Le succès de ce roman s’explique par la bonne invention de suivre pas à pas la naissance et le développement, jusqu’aux failles et fissures du désir et du fantasme féminin. Le récit se concentre de manière intensive et exclusive à cet aspect, l’intérieur du personnage d’Anastasia et de son désir. La prenant vierge, quasi prude, le récit trace ainsi le désir de son éveil à son point culminant et à sa redescente. Le roman est ainsi une succession rapide de scènes excitantes et de scènes de maturation du désir et du fantasme. Toutefois, contrairement à ce qui est parfois dit ci ou là, la « romance érotique » s’aventure très peu au delà du sexe soft et est finalement tout à fait ordinaire et attendue de la part d’un couple d’amants pimentant leurs relations. Plutôt qu’un fantasme sexuel troublant, on est finalement dans le fantasme caché d’une relation idéale, conjugale qui ne s’avoue pas comme tel : contrat, escalade et découverte progressive qui entretient la relation et le désir. Les relations sont en fait tout ce qu’il y a de plus romantiques, il n’est en fait pas question de « baise » et de « sexe » sans amour. Le seul écart (réellement sado-maso) marque d’ailleurs la rupture. Ce « contrat » qui marque l’appartenance de l’un des amants à l’autre, ces amoureux foudroyés qui se disent juste « baiseurs » inadaptés, cette pratique sexuelle soi-disant interdite et choquante pour les jeunes filles alors qu’elle a tout de normal et d’idéal… Le mariage n’est plus à la mode aujourd’hui, mais tous les ingrédients y sont encore : même le mari encore méconnu, parfait, plus âgé, plus expérimenté, riche, ayant ses affaires et secrets… On évolue ainsi dans ce premier volume dans le petit rêve de l’adolescente. Le personnage de Christian Grey est tout à fait inconsistant et plein de contradictions, un fantasme d’homme parfait : possessif, jaloux et dirigiste, mais ayant ses faiblesses, sa souffrance enfantine cachée, toujours parfaitement romantique même dans ses maladresses, toujours élégant et gentleman…

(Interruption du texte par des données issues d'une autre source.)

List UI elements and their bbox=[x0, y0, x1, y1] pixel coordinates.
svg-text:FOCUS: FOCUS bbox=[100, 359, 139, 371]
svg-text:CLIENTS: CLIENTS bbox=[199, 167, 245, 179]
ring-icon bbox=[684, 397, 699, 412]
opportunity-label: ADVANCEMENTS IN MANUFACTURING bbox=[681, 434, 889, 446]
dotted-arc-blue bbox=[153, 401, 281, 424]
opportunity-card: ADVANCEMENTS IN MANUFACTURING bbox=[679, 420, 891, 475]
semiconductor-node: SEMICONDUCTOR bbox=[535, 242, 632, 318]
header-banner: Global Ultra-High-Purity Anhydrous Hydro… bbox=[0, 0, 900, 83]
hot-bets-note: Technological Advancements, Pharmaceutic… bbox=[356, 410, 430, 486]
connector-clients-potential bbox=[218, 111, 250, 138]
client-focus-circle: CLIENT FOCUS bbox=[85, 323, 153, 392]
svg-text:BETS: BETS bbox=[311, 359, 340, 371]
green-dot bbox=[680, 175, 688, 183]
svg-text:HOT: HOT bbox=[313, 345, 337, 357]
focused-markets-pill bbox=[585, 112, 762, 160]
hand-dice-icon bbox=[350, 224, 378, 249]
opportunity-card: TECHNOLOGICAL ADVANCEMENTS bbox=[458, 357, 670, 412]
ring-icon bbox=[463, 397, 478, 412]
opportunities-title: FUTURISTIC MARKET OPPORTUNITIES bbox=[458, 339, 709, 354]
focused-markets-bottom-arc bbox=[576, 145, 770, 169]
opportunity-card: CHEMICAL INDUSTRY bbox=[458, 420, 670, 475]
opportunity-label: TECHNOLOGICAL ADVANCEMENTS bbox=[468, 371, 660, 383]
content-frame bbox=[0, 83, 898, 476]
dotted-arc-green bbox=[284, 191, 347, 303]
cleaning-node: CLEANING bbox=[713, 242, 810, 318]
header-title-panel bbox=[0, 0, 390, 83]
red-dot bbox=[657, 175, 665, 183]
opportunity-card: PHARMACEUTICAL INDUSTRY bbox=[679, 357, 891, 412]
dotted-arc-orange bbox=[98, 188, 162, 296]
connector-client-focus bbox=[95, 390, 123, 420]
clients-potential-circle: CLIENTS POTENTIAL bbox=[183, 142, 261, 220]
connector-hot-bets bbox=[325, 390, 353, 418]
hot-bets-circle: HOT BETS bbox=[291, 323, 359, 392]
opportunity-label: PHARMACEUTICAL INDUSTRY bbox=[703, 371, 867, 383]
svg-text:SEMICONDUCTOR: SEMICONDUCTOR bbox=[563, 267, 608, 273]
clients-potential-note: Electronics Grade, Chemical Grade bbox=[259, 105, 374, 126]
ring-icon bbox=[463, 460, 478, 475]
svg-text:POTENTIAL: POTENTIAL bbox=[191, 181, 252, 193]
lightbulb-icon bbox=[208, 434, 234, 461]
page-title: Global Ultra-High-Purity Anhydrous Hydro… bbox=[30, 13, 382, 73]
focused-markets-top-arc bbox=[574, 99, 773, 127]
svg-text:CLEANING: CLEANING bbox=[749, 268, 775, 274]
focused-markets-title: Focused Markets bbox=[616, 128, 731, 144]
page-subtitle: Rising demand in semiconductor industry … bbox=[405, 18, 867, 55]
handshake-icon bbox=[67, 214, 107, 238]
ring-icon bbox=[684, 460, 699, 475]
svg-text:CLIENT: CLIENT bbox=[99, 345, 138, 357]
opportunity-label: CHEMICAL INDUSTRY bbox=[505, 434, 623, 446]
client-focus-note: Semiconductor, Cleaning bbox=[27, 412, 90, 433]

Mise à part la traduction bien trop scolaire et maladroite, l’écriture de EL James révèle elle-aussi ses limites. Les sensations – sexuelles ou amoureuses – du personnage ne passent que très peu par l’écriture, l’expression est plutôt sage, académique. C’est la situation, la vitesse et le réalisme du récit qui fonctionnent bien. La perpétuelle confusion entre le personnage qui vit et sent les choses au moment où elle les vit et les réactions a posteriori de la récitante sont souvent désarmantes d’autant que la voix du recul multiplie les expressions-clichés et lieux communs, s’étend sur des descriptions de meubles à un moment où la passion est supposée emporter le personnage… L’écrivaine se sent obligée parfois d’expliquer bien plus qu’il n’est nécessaire l’évident, mais cela pourrait bien être l’une des conditions de la facilité de lecture du roman. Hormis l’incohérence des personnages, le retour insupportable d’attitudes et d’expressions (le mouvement de tête vers l’épaule, le mordillement de la lèvre inférieure…), ce roman apporte un rêve parfait aux lectrices et introduit dans celui-ci les lecteurs qui se demanderaient à quelle genre de soupe romantique pensent réellement les jeunes filles. Au-delà de la modernité, de la libération des mœurs, il semble à lire ce roman que la femme aspire à un idéal profondément inchangé, qu’elle se figure, avec les ingrédients et mots modernes, empruntés au porno, un amour interdit finalement tout à fait traditionnel. Cette hypothèse est confirmée dans les deux volumes suivants de la trilogie où la relation entre les deux devient officiellement celle d’un couple normal.
Passages retenus
p. 180 :
– Alors, vous avez fait quoi hier soir, Elliot et toi ?
Kate penche la tête sur son épaule et hausse un sourcil en me regardant avec l’air de dire : « à ton avis, idiote ? ».
– La même chose que toi, sauf qu’on est allés dîner avant, me sourit-elle.